I became a stay-at-home mom when my husband, who had retired on disability, was no longer able to drive, and so couldn’t care for the kids as well. He could no longer get them to school or appointments, nor could he go grocery shopping.
I figured that at first it would be delightful not to have to answer to a boss any longer, and it was. However, I also figured I would need something to do. Thus I researched the subject before leaving my job and came up with becoming an Internet book seller. While not horribly challenging, it has its moments, and it also shows my kids that staying home doesn’t mean sitting on one’s rear all day watching TV.
I have also used my flexible time now that the kids are older to get involved in acting in theater and independent movies and in singing, things I had always wanted to do when I was much younger but was too shy to attempt (there is something to be said for qualifying for character roles instead of sexpots or ingenues).

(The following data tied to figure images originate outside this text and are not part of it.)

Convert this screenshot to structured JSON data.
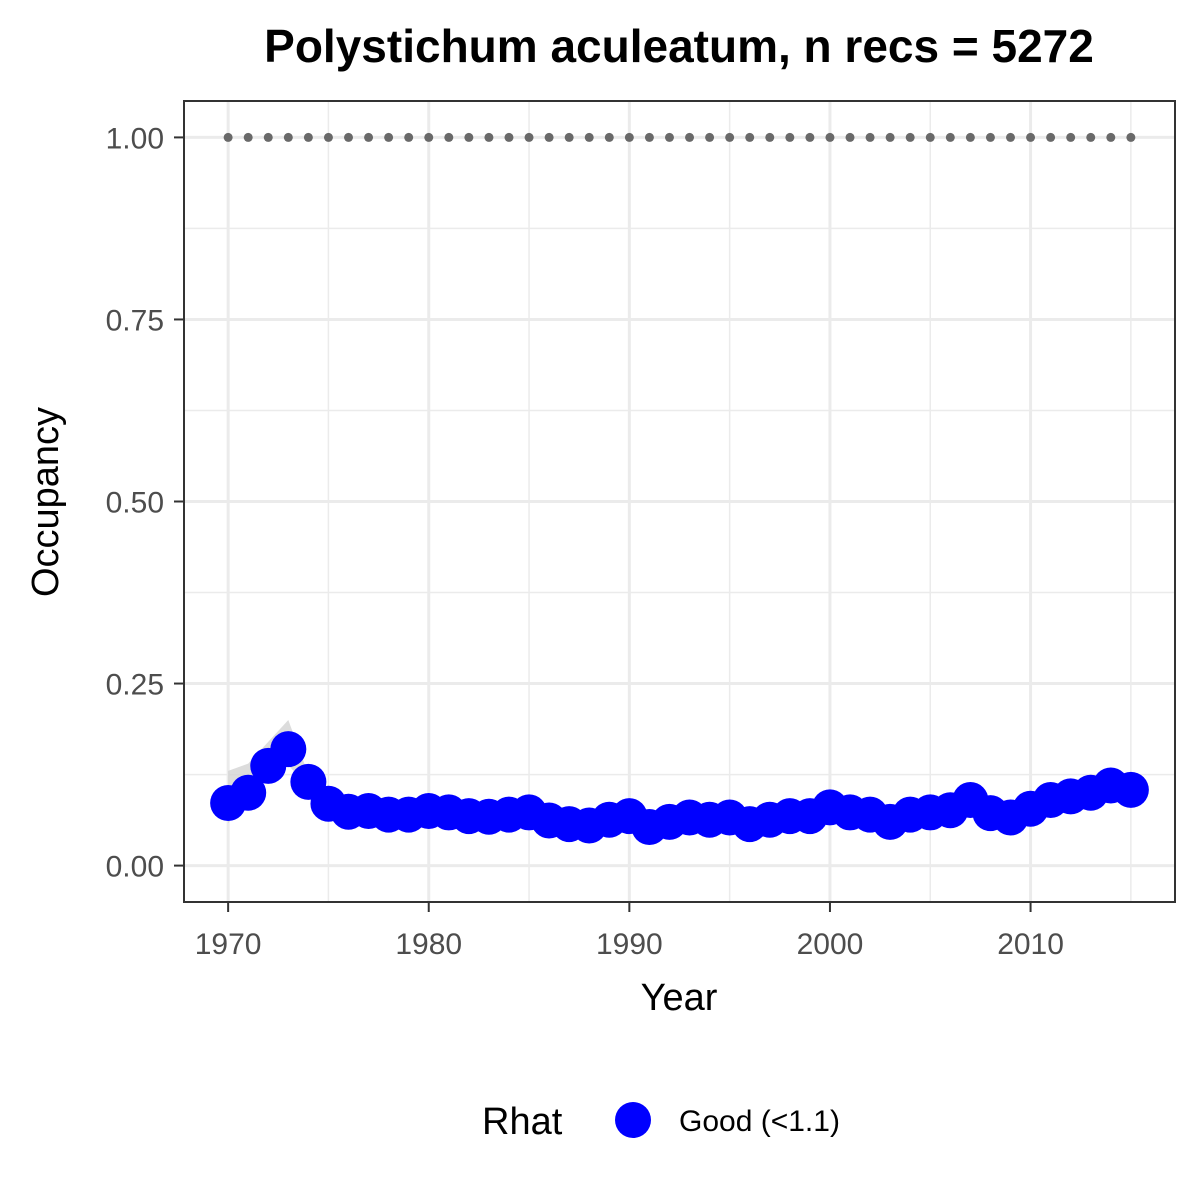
{
  "chart_data": {
    "type": "line",
    "title": "Polystichum aculeatum, n recs = 5272",
    "xlabel": "Year",
    "ylabel": "Occupancy",
    "xlim": [
      1967.8,
      2017.2
    ],
    "ylim": [
      -0.05,
      1.05
    ],
    "x_ticks": [
      1970,
      1980,
      1990,
      2000,
      2010
    ],
    "x_tick_labels": [
      "1970",
      "1980",
      "1990",
      "2000",
      "2010"
    ],
    "y_ticks": [
      0,
      0.25,
      0.5,
      0.75,
      1
    ],
    "y_tick_labels": [
      "0.00",
      "0.25",
      "0.50",
      "0.75",
      "1.00"
    ],
    "grid": true,
    "legend": {
      "title": "Rhat",
      "position": "bottom",
      "entries": [
        {
          "label": "Good (<1.1)",
          "color": "#0000ff"
        }
      ]
    },
    "colors": {
      "points": "#0000ff",
      "ribbon": "#d3d3d3",
      "reference_line": "#696969",
      "grid": "#ebebeb",
      "panel_border": "#333333"
    },
    "reference_line": {
      "y": 1.0,
      "style": "dotted"
    },
    "series": [
      {
        "name": "Good (<1.1)",
        "x": [
          1970,
          1971,
          1972,
          1973,
          1974,
          1975,
          1976,
          1977,
          1978,
          1979,
          1980,
          1981,
          1982,
          1983,
          1984,
          1985,
          1986,
          1987,
          1988,
          1989,
          1990,
          1991,
          1992,
          1993,
          1994,
          1995,
          1996,
          1997,
          1998,
          1999,
          2000,
          2001,
          2002,
          2003,
          2004,
          2005,
          2006,
          2007,
          2008,
          2009,
          2010,
          2011,
          2012,
          2013,
          2014,
          2015
        ],
        "y": [
          0.086,
          0.1,
          0.137,
          0.16,
          0.115,
          0.085,
          0.074,
          0.075,
          0.07,
          0.07,
          0.075,
          0.073,
          0.068,
          0.067,
          0.07,
          0.073,
          0.062,
          0.057,
          0.055,
          0.063,
          0.068,
          0.053,
          0.06,
          0.066,
          0.063,
          0.066,
          0.057,
          0.063,
          0.068,
          0.068,
          0.08,
          0.073,
          0.07,
          0.06,
          0.07,
          0.073,
          0.076,
          0.09,
          0.072,
          0.066,
          0.078,
          0.09,
          0.095,
          0.1,
          0.11,
          0.104
        ],
        "lower": [
          0.058,
          0.092,
          0.128,
          0.138,
          0.108,
          0.08,
          0.07,
          0.07,
          0.065,
          0.065,
          0.07,
          0.068,
          0.063,
          0.062,
          0.065,
          0.068,
          0.057,
          0.052,
          0.05,
          0.058,
          0.063,
          0.048,
          0.055,
          0.061,
          0.058,
          0.061,
          0.052,
          0.058,
          0.063,
          0.063,
          0.075,
          0.068,
          0.065,
          0.055,
          0.065,
          0.068,
          0.071,
          0.085,
          0.067,
          0.061,
          0.073,
          0.085,
          0.09,
          0.095,
          0.105,
          0.099
        ],
        "upper": [
          0.13,
          0.14,
          0.17,
          0.2,
          0.125,
          0.09,
          0.078,
          0.08,
          0.075,
          0.075,
          0.08,
          0.078,
          0.073,
          0.072,
          0.075,
          0.078,
          0.067,
          0.062,
          0.06,
          0.068,
          0.073,
          0.058,
          0.065,
          0.071,
          0.068,
          0.071,
          0.062,
          0.068,
          0.073,
          0.073,
          0.085,
          0.078,
          0.075,
          0.065,
          0.075,
          0.078,
          0.081,
          0.095,
          0.077,
          0.071,
          0.083,
          0.095,
          0.1,
          0.105,
          0.115,
          0.109
        ]
      }
    ]
  }
}
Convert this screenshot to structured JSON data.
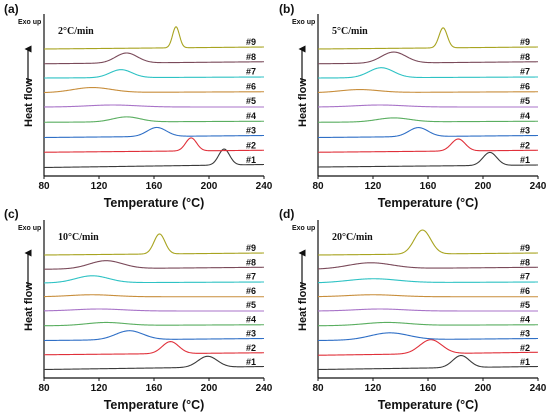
{
  "x_label": "Temperature (°C)",
  "y_label": "Heat flow",
  "exo_label": "Exo up",
  "x_ticks": [
    "80",
    "120",
    "160",
    "200",
    "240"
  ],
  "curve_colors": [
    "#3a3a3a",
    "#e0303a",
    "#2f6fc6",
    "#5aae60",
    "#a873c8",
    "#c88e3c",
    "#2ec2c4",
    "#7a4a5a",
    "#a8a420"
  ],
  "chart_data": [
    {
      "type": "line",
      "panel": "(a)",
      "rate": "2°C/min",
      "xlim": [
        80,
        240
      ],
      "series": [
        {
          "name": "#1",
          "peak_x": 211,
          "height": 16,
          "width": 4,
          "base_slope": 3
        },
        {
          "name": "#2",
          "peak_x": 187,
          "height": 13,
          "width": 4,
          "base_slope": 2
        },
        {
          "name": "#3",
          "peak_x": 162,
          "height": 9,
          "width": 7,
          "base_slope": 2
        },
        {
          "name": "#4",
          "peak_x": 140,
          "height": 5,
          "width": 10,
          "base_slope": 1
        },
        {
          "name": "#5",
          "peak_x": 130,
          "height": 2,
          "width": 18,
          "base_slope": 0
        },
        {
          "name": "#6",
          "peak_x": 115,
          "height": 5,
          "width": 14,
          "base_slope": 1
        },
        {
          "name": "#7",
          "peak_x": 136,
          "height": 8,
          "width": 8,
          "base_slope": 1
        },
        {
          "name": "#8",
          "peak_x": 140,
          "height": 10,
          "width": 8,
          "base_slope": 2
        },
        {
          "name": "#9",
          "peak_x": 176,
          "height": 21,
          "width": 2.5,
          "base_slope": 2
        }
      ]
    },
    {
      "type": "line",
      "panel": "(b)",
      "rate": "5°C/min",
      "xlim": [
        80,
        240
      ],
      "series": [
        {
          "name": "#1",
          "peak_x": 205,
          "height": 13,
          "width": 5,
          "base_slope": 2
        },
        {
          "name": "#2",
          "peak_x": 182,
          "height": 12,
          "width": 5,
          "base_slope": 2
        },
        {
          "name": "#3",
          "peak_x": 153,
          "height": 9,
          "width": 7,
          "base_slope": 2
        },
        {
          "name": "#4",
          "peak_x": 135,
          "height": 4,
          "width": 12,
          "base_slope": 1
        },
        {
          "name": "#5",
          "peak_x": 125,
          "height": 2,
          "width": 18,
          "base_slope": 0
        },
        {
          "name": "#6",
          "peak_x": 110,
          "height": 3,
          "width": 14,
          "base_slope": 1
        },
        {
          "name": "#7",
          "peak_x": 126,
          "height": 10,
          "width": 9,
          "base_slope": 1
        },
        {
          "name": "#8",
          "peak_x": 135,
          "height": 11,
          "width": 9,
          "base_slope": 2
        },
        {
          "name": "#9",
          "peak_x": 171,
          "height": 20,
          "width": 3,
          "base_slope": 2
        }
      ]
    },
    {
      "type": "line",
      "panel": "(c)",
      "rate": "10°C/min",
      "xlim": [
        80,
        240
      ],
      "series": [
        {
          "name": "#1",
          "peak_x": 199,
          "height": 11,
          "width": 7,
          "base_slope": 3
        },
        {
          "name": "#2",
          "peak_x": 172,
          "height": 12,
          "width": 6,
          "base_slope": 2
        },
        {
          "name": "#3",
          "peak_x": 142,
          "height": 9,
          "width": 10,
          "base_slope": 2
        },
        {
          "name": "#4",
          "peak_x": 125,
          "height": 3,
          "width": 14,
          "base_slope": 1
        },
        {
          "name": "#5",
          "peak_x": 120,
          "height": 2,
          "width": 18,
          "base_slope": 0
        },
        {
          "name": "#6",
          "peak_x": 115,
          "height": 2,
          "width": 16,
          "base_slope": 0
        },
        {
          "name": "#7",
          "peak_x": 115,
          "height": 7,
          "width": 12,
          "base_slope": 1
        },
        {
          "name": "#8",
          "peak_x": 125,
          "height": 8,
          "width": 12,
          "base_slope": 2
        },
        {
          "name": "#9",
          "peak_x": 164,
          "height": 20,
          "width": 4,
          "base_slope": 2
        }
      ]
    },
    {
      "type": "line",
      "panel": "(d)",
      "rate": "20°C/min",
      "xlim": [
        80,
        240
      ],
      "series": [
        {
          "name": "#1",
          "peak_x": 184,
          "height": 12,
          "width": 6,
          "base_slope": 3
        },
        {
          "name": "#2",
          "peak_x": 162,
          "height": 14,
          "width": 8,
          "base_slope": 3
        },
        {
          "name": "#3",
          "peak_x": 132,
          "height": 7,
          "width": 14,
          "base_slope": 2
        },
        {
          "name": "#4",
          "peak_x": 130,
          "height": 3,
          "width": 16,
          "base_slope": 1
        },
        {
          "name": "#5",
          "peak_x": 125,
          "height": 2,
          "width": 18,
          "base_slope": 0
        },
        {
          "name": "#6",
          "peak_x": 120,
          "height": 2,
          "width": 18,
          "base_slope": 0
        },
        {
          "name": "#7",
          "peak_x": 120,
          "height": 4,
          "width": 18,
          "base_slope": 1
        },
        {
          "name": "#8",
          "peak_x": 118,
          "height": 6,
          "width": 16,
          "base_slope": 2
        },
        {
          "name": "#9",
          "peak_x": 156,
          "height": 24,
          "width": 6,
          "base_slope": 2
        }
      ]
    }
  ]
}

My mother lived in the era when moms often stayed home, and she, while fully occupied with house and kids at the time, never lost her ambition either. She had become an engineer because she was good in math but actually had wanted to get an art degree. However, the Art Department had been drafted as being nonessential.
She had wanted to be a textile designer working with colors, weaves and patterns, and instead she became a textile designer working on the fine points of the chemical structures of nylon and rayon. As a stay-at-home mom she kept her interest in art alive and, once we all left home, set up a studio with several other painters and began to show her work and sell it.
Another woman I know waited until the kids were in college, then went back to college herself (she already had a BA and an MA) to get a Masters in Psychology. Although her husband joked about having four “kids” in college, she completed her degree and became a psychologist for the school district, earning more than he does.
And finally, my aunt was a college-graduate stay-at-home mom whose husband was a lawyer, then she was a stay-at-home wife who went to all the business social events and did a huge amount of networking as the wife of the senior partner, and then, once her husband retired from law practice and took up fishing, she went to law school, set up an office, and practiced as a lawyer for ten years.
So being a stay-at-home mom (unless you take on raising the grandkids as my neighbor has done) is actually just a phase of one’s life. One should be preparing for the next phase during it, just as a high school student prepares to go to college, or a new college graduate decides where to look for jobs.